SDL::Time - An SDL Perl extension for managing timers

CATEGORY

Core

SYNOPSIS

use threads;
use threads::shared;

use SDL ':all';
use SDL::Time;

package foo;

SDL::init(SDL_INIT_TIMER);

my $tick :shared = 0;
sub ticker { $tick++; warn $tick; return 100; }

package main;

my $id = SDL::Time::add_timer(100, 'foo::ticker');

sleep(2);

SDL::Time::remove_timer($id);

METHODS

add_timer(interval, callback)

This runs in a separate thread and a cloned Perl thread.

The callback function, specified with a string of the function's name, will be called after the milliseconds of interval have elapsed. The actual delay may be longer than specified depending on the underlying OS. The callback function is passed the current timer interval as well as the interval parameter and should return the next timer interval. If the return value from the callback is 0, the timer is cancelled; otherwise, the timer will continue to run.

The timer callback function may run in a different thread to your main program, so it shouldn't call any functions from within itself. You may call SDL::push_event, however.

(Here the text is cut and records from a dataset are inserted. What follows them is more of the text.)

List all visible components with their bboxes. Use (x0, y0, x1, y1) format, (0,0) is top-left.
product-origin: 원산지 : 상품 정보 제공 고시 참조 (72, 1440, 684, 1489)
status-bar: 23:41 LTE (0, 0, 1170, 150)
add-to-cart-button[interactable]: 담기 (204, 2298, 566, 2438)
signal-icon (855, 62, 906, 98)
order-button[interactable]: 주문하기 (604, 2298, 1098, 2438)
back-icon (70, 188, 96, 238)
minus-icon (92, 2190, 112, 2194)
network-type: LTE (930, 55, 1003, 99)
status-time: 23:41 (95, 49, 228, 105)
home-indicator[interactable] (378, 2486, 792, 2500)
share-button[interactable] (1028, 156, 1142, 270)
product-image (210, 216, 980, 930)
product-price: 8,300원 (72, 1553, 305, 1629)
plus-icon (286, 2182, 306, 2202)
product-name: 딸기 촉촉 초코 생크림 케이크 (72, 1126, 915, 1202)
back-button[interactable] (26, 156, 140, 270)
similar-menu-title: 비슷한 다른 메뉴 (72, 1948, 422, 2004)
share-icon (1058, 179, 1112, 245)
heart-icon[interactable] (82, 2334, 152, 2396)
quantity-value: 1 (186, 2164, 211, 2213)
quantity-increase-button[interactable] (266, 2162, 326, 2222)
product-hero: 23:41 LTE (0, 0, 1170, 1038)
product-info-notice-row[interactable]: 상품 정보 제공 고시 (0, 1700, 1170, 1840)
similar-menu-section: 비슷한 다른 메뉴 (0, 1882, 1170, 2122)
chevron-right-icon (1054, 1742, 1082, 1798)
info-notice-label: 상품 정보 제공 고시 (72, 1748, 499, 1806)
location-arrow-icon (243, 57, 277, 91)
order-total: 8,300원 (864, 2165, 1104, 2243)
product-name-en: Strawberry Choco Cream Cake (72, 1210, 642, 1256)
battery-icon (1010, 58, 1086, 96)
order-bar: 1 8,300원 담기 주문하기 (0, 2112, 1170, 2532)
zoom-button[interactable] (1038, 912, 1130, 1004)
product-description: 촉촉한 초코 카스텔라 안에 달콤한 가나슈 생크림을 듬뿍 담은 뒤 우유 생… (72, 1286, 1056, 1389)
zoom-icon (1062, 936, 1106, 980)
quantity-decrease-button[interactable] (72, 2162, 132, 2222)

SDL::Time::add_timer returns the identifier value of the generated timer or undef on error.

Note: You must initialize (SDL::init) the timer subsystem to use this function.

remove_timer(id)

The other way to cancel a timer is to use SDL::Time::remove_timer on the id of a timer. This id is the return value of the SDL::Time::remove_timer function.

SDL::Time::remove_timer returns 0 on success or -1 on error.